These disturbances were so great that the Federal
Government had to interfere, the Anti-slavery party had gone so far as
to elect a Governor, form a constitution, and set up a State Government,
all In violation of Federal authority, which came along and indicted
them for treason and they were compelled to take flight, to keep from
being prosecuted by the laws of the land.
In 1857 James Buchanan, of Pennsylvania, was inaugurated
president, and his whole term of office was disturbed by heated
discussions between the politicians of the two sections on the subject
of slavery , and the extension of slave territory.
Towards the latter part of his term the contest grew so
bitter , that the people of the two sections took it up.
At the presidential election in 1860, the Northern
States being in the majority elected Abraham Lincoln of Illinois, a
known Abolitionist, to the presidency.
Although born on Southern soil, in the State of
Kentucky, he afterward moved to the State of Illinois, and imbibed those
principles that were so much at variance with the feelings and interests
of his native Southland.
Many of his own, and his wife's relatives, were
subsequently in the Confederate State army.

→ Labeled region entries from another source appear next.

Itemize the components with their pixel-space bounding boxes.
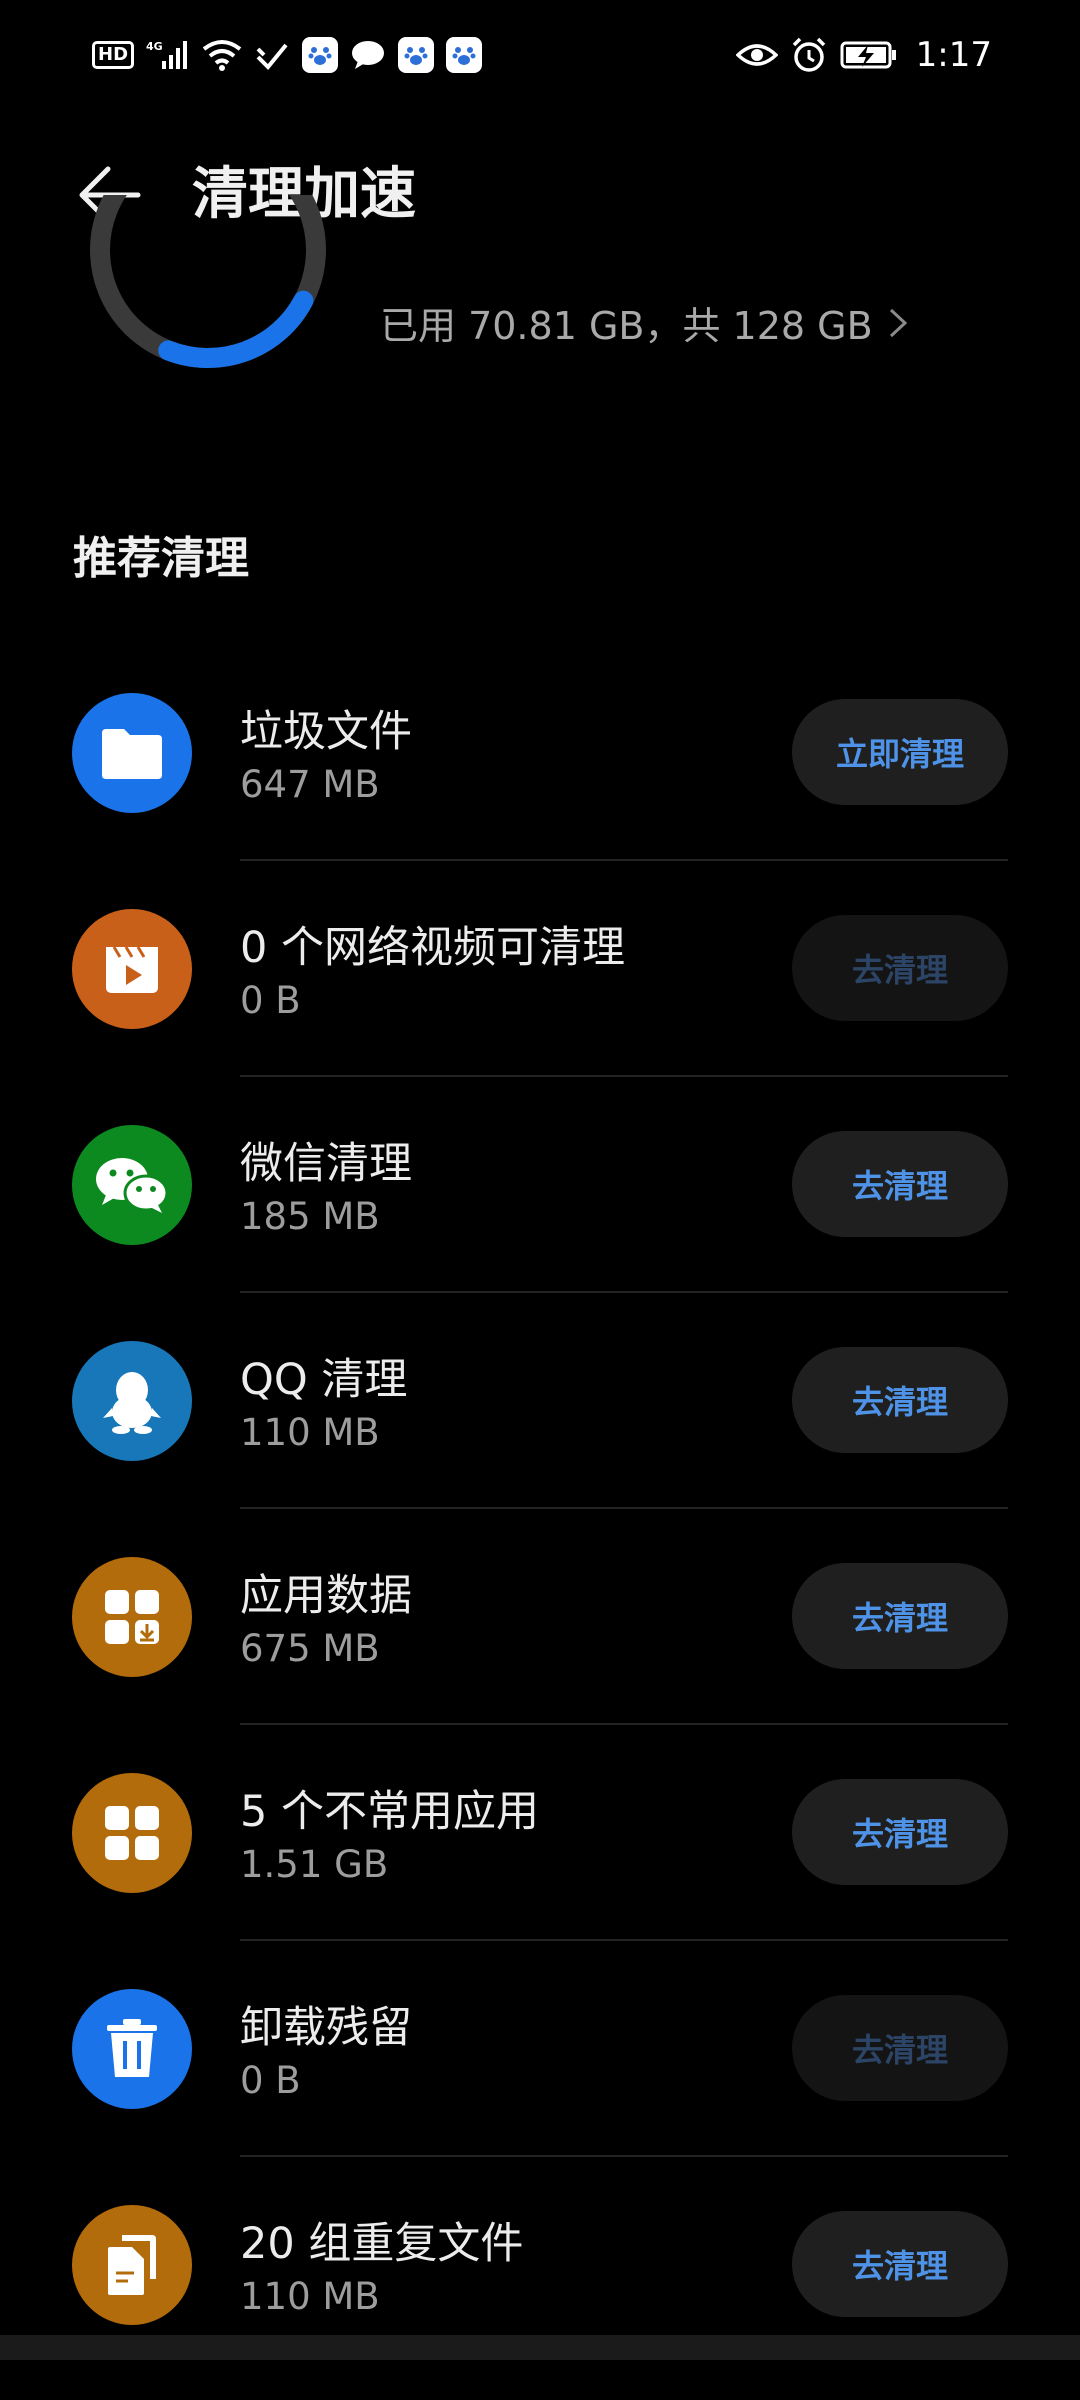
baidu-app-icon	[446, 37, 483, 73]
storage-ring-used	[158, 290, 314, 368]
clean-now-button[interactable]: 立即清理	[792, 699, 1008, 805]
duplicate-files-icon	[72, 2205, 192, 2325]
item-size: 110 MB	[240, 2275, 380, 2318]
list-item[interactable]: 5 个不常用应用 1.51 GB 去清理	[0, 1725, 1080, 1941]
item-title: 应用数据	[240, 1571, 412, 1621]
link-icon	[254, 39, 290, 71]
hd-icon: HD	[92, 41, 135, 69]
go-clean-button[interactable]: 去清理	[792, 1779, 1008, 1885]
go-clean-button[interactable]: 去清理	[792, 1131, 1008, 1237]
apps-grid-icon	[72, 1773, 192, 1893]
item-size: 110 MB	[240, 1411, 380, 1454]
list-item[interactable]: 微信清理 185 MB 去清理	[0, 1077, 1080, 1293]
item-title: QQ 清理	[240, 1355, 408, 1405]
app-data-icon	[72, 1557, 192, 1677]
list-item[interactable]: QQ 清理 110 MB 去清理	[0, 1293, 1080, 1509]
eye-icon	[735, 39, 778, 71]
status-bar-right: 1:17	[735, 35, 992, 75]
chevron-right-icon	[889, 308, 907, 337]
section-title: 推荐清理	[73, 533, 249, 584]
storage-summary[interactable]: 已用 70.81 GB，共 128 GB	[380, 295, 909, 350]
trash-icon	[72, 1989, 192, 2109]
baidu-app-icon	[398, 37, 435, 73]
go-clean-button[interactable]: 去清理	[792, 1347, 1008, 1453]
folder-icon	[72, 693, 192, 813]
list-item[interactable]: 卸载残留 0 B 去清理	[0, 1941, 1080, 2157]
status-bar: HD 4G 1:17	[0, 0, 1080, 110]
list-item[interactable]: 0 个网络视频可清理 0 B 去清理	[0, 861, 1080, 1077]
video-icon	[72, 909, 192, 1029]
clock-time: 1:17	[915, 35, 992, 75]
page: HD 4G 1:17 清理加速 已用 70.81 GB，共 128 GB 推荐清…	[0, 0, 1080, 2400]
storage-ring[interactable]	[70, 195, 340, 375]
item-size: 0 B	[240, 2059, 301, 2102]
wechat-icon	[72, 1125, 192, 1245]
storage-used-text: 已用 70.81 GB，共 128 GB	[380, 304, 873, 348]
baidu-app-icon	[302, 37, 339, 73]
signal-icon: 4G	[146, 39, 190, 71]
status-bar-left: HD 4G	[92, 37, 483, 73]
item-size: 185 MB	[240, 1195, 380, 1238]
item-size: 1.51 GB	[240, 1843, 389, 1886]
alarm-icon	[790, 37, 828, 73]
go-clean-button[interactable]: 去清理	[792, 1563, 1008, 1669]
list-item[interactable]: 应用数据 675 MB 去清理	[0, 1509, 1080, 1725]
item-size: 0 B	[240, 979, 301, 1022]
go-clean-button[interactable]: 去清理	[792, 915, 1008, 1021]
qq-penguin-icon	[72, 1341, 192, 1461]
list-item[interactable]: 垃圾文件 647 MB 立即清理	[0, 645, 1080, 861]
item-size: 675 MB	[240, 1627, 380, 1670]
item-title: 20 组重复文件	[240, 2219, 524, 2269]
item-title: 微信清理	[240, 1139, 412, 1189]
wifi-icon	[202, 39, 242, 71]
go-clean-button[interactable]: 去清理	[792, 2211, 1008, 2317]
item-title: 0 个网络视频可清理	[240, 923, 626, 973]
carrier-label: 4G	[146, 40, 163, 53]
battery-charging-icon	[840, 39, 898, 71]
go-clean-button[interactable]: 去清理	[792, 1995, 1008, 2101]
item-title: 卸载残留	[240, 2003, 412, 2053]
item-title: 5 个不常用应用	[240, 1787, 540, 1837]
bottom-scroll-edge	[0, 2335, 1080, 2360]
clean-list: 垃圾文件 647 MB 立即清理 0 个网络视频可清理 0 B 去清理 微信清理…	[0, 645, 1080, 2373]
item-title: 垃圾文件	[240, 707, 412, 757]
message-icon	[350, 39, 386, 71]
item-size: 647 MB	[240, 763, 380, 806]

The Southern people after having been in co-partnership
with the North for 72 years, and viewing their constant encroachment
upon their constitutional rights, thought it was time to separate.
The New Englander had by this time carried the slavery
question into his pulpit and religion; many of them had become fanatics.

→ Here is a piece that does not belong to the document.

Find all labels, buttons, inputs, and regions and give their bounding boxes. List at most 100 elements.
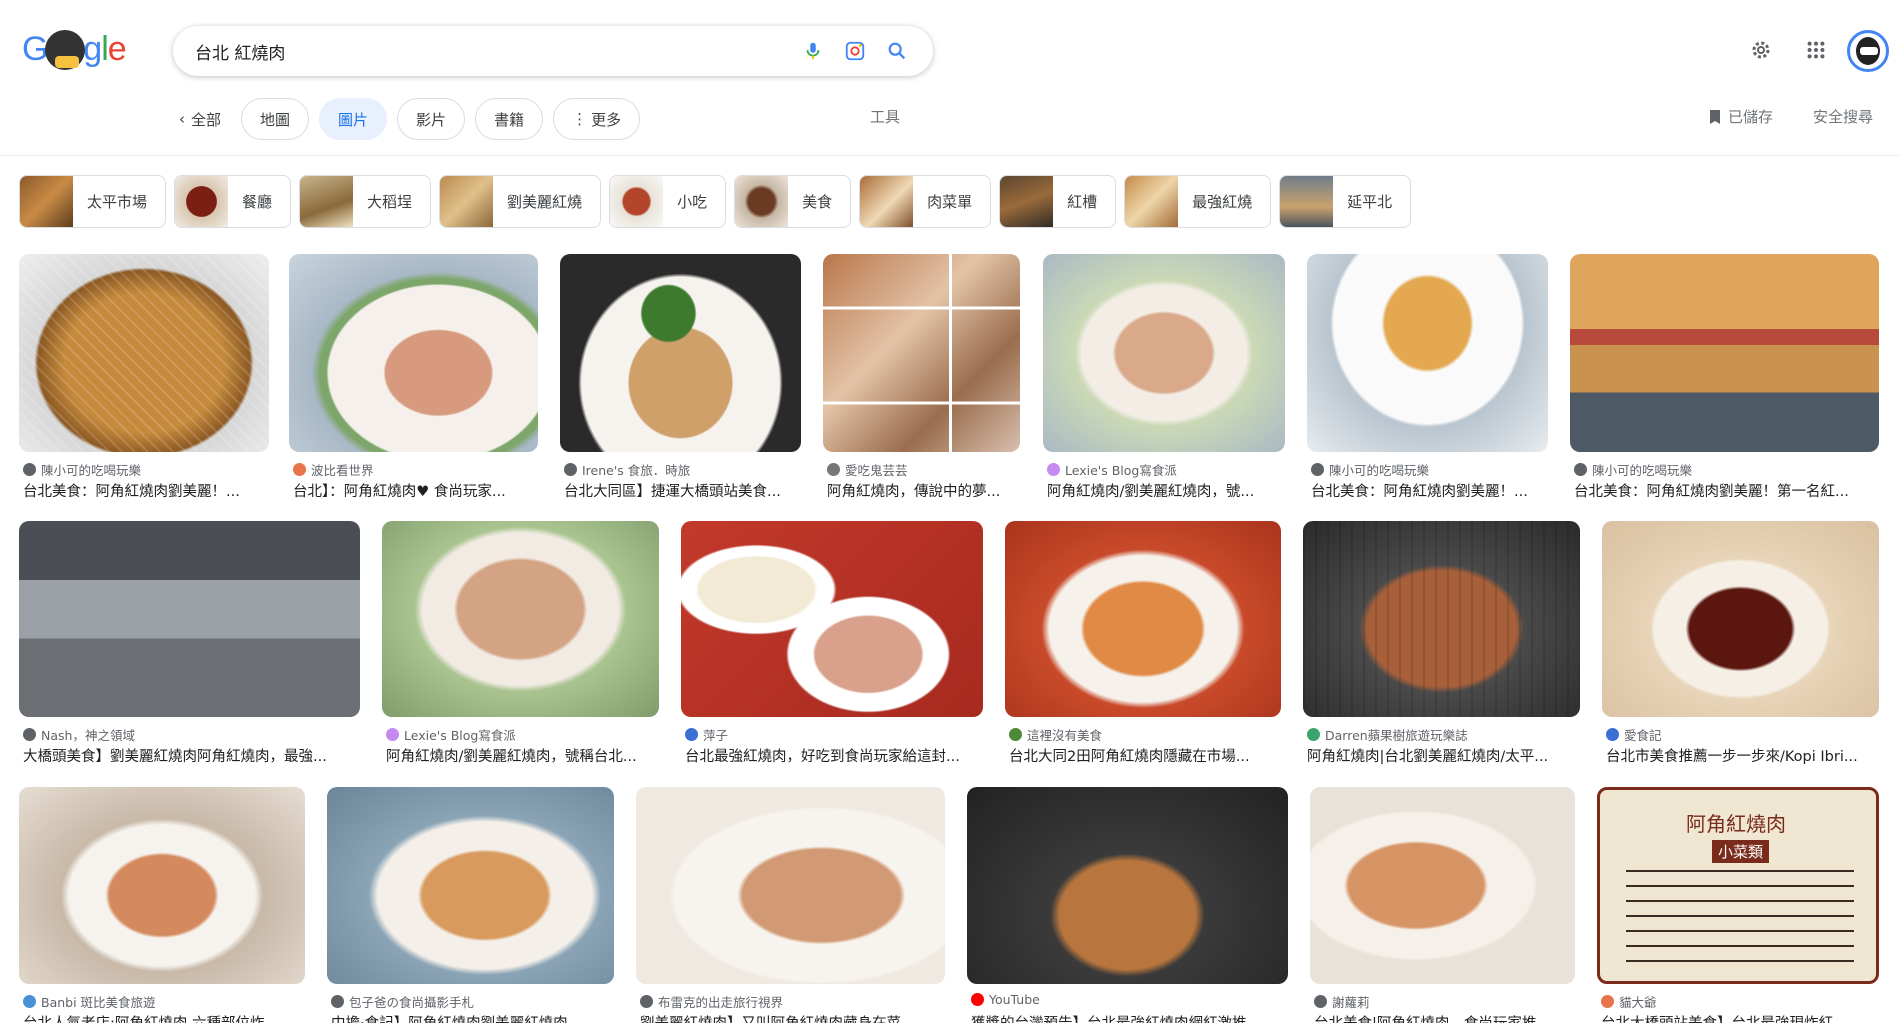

They had saturated their church and society meetings with papers,
lectures, sermons, resolutions, memorials and pro- tests, attacking and
condemning slavery, until their whole body politic believed that way.
The spirit and methods of the New Englander in and out
of his church have been that of agitation.
Listen to what doctrines the Rev. Henry Wright, of
Massachusetts taught from his pulpit, he said, "The God of humanity
is not the God of slavery, if so, shame upon such a God. I will never
bow at his shrine, my head shall go off with my hat when I take it off
to such a God as that. If the Bible sanctions slavery, the Bible is a
self-evident falsehood, and if God should declare it to be right, I
would fasten the chains upon the heels of such a God and let the men go
free, such a God Is a phantom."
Now, was not this horrible language of Rev. Henry
Wright, , taught by him from the pulpit, when his State, the State of
Massachusetts had bought more Negroes on the African coast, paid for
them in rum made from molasses, and sold them into slavery , aye, more
than all of the United States put together. I say, this was as double,
refined quintessence of gall, cheek, and religious fanaticism as could
be found in any day.
No language ever threw out more defiance of civil
authority and true religion than this politico-religious harangue.
It is a very common error that has been taught, that the
Puritans persecuted themselves for opinion's sake, and sought liberty of
conscience in the wilds of America, and there erected their altars.
To Sir George Calvert belongs this glory, of first
establishing a Government of Universal tolerance of religious freedom in
America, and this was done too, on the shores of Maryland, and strange
as it may seem, on the shores of Maryland, in the city of Baltimore, in
1861, the first blood was shed for the extinction of political liberty
and against our constitutional compact.
The Puritan said he fled from England on account of
violent opposition, which amounted to persecution. The English at that
time had an insight to his fanaticisms and tendencies.
Although the Puritans claimed that they were run out of
the mother country on account of conscience sake, yet one of the first
acts of their new colony was to establish a spiritual despotism and
religious intolerance, that would put to shame the cruel and relentless
Spanish Inquisition.
They said they were religious refugees, yet they
pronounced banishment against all who did not conform to their religious
faith.
Every student of American history is familiar with the
sad story of Roger Williams.
He too was a fugitive from the Old World, but how
different were his teachings from the laws enacted by the Puritans.
He taught that the civil magistrates should restrain
crime but never control opinion; should punish guilt but never violate
the freedom of the soul.
He contended for the repeal of all laws that punished
the non- conformist; he believed in the equal protection of all
religious creeds.
He also believed that the peace and dignity of the State
was like the vital fluid we breathe, that it should be disseminated
alike over Mosque, Synagogue, Cathedral and the humble house of the
Protestant, securing to its worshiper unmolested freedom of conscience.
For having this belief and teaching this doctrine, this
gifted young minister was cruelly persecuted by the Puritans, forced to
leave his home and often compelled to hide himself in the recesses of
the wilderness.
See what Bancroft says of him, "Often in the stormy
nights he had neither fire nor food, nor company, and wandered about
without a guide and had no house but a hollow tree."
This Christian Martyr suffered all this because he would
not conform to the religious ideas of men, who they said, left England
for conscience sake. Why the savage of the forest, who knew not his God,
was more tolerant than these narrow bigots, for they rescued Roger
Williams from impending death, when he afterwards found a new home on
the banks of the clear waters of the beautiful Narragansett.
A Mrs. Hutchison, a most excellent and pure woman, was
treated in the manner as Roger Williams, and she too, was driven from
home because she would not conform to some rites of public worship.